You Belong With Me

he's so popular, i'm just awkward

You told me you weren’t dating him, and in that instant, it felt like things had shifted back to the way they were before. Before her, before him. Maybe the present would be our time. Lord knows that time never seemed to be on our side.

And it still wasn’t.

I’m sunken into the couch at the edge of the lobby, a magazine masking my face as you saunter by on his arm. You said you weren’t dating, but the way you cling to his arm says otherwise.

Actions speak louder than words, or at least that’s what I’ve always heard.

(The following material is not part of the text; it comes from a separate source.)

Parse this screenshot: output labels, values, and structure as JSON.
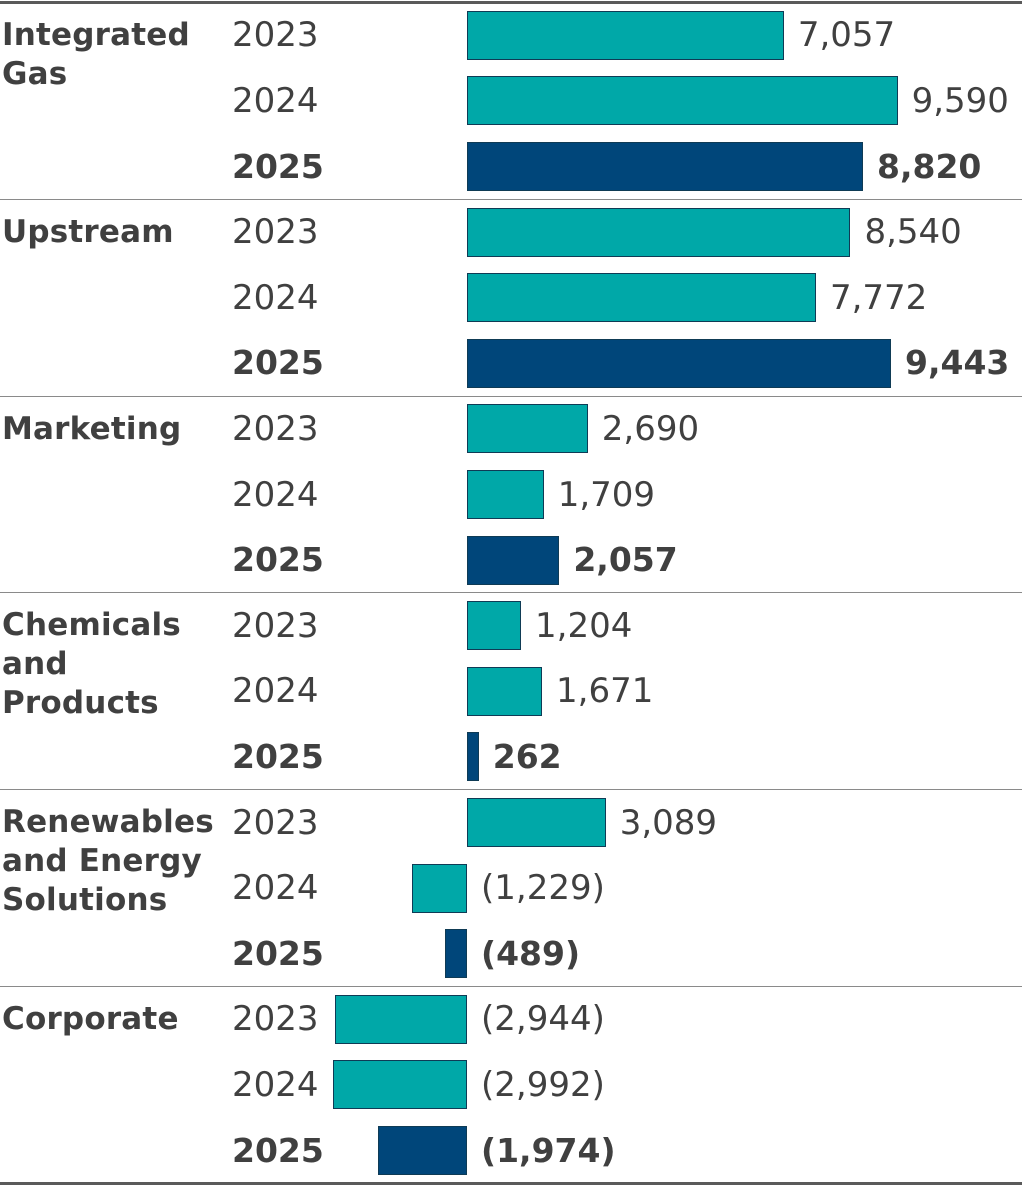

I would be lying if I said that you don’t look beautiful. Stunning, like the movie star that you’ve become. Hair curled into perfect ringlets, the right amount of makeup piled on to conceal your freckles, brown eyes clouded by a smog of thick black eyeliner and plum-colored eyeshadow. A purple dress seems to hug your body, sparkles on the hem catching the light as you walk.

All I can think about is how one night, up on the roof of our apartment complex, you told me that the only color you really hated was purple.

But whether you like the shade or not, it looks perfect on you, the perfect contrast to your fair skin. And you look great on his muscular arm, cloaked in moss green cashmere, his head the perfect distance above yours. In all of his superficial perfection, I couldn’t help but think that you’d look even more gorgeous if it were my arm you hung onto. Maybe that spark in your eyes would return.

You’re just his life-sized Barbie doll, made to look exactly how he wants you to look. How they want you to look, who they want you to date. I want more than anything to just sprint across this room as fast as my chicken legs will carry me, grip your shoulders and shake you. Make you wake up and live your own life again.

Even if that life doesn’t include me.

I’d tell you that I love you if I could only find the right words and force them off of my tongue. I’m the type of boy that’s always stumbled through life with a loss for words.

Three words just aren’t enough.

I watch you stroll through the door that he holds open for you, and I feel like I’m seven years old again, standing on the shoreline with a fistful of sand pressed against my palms. No matter how hard I clench my fingers together, the grains still slip through.

Nine years later, that sand is replaced with a mess of brunette waves, but you’re still slipping through my fingers just the same.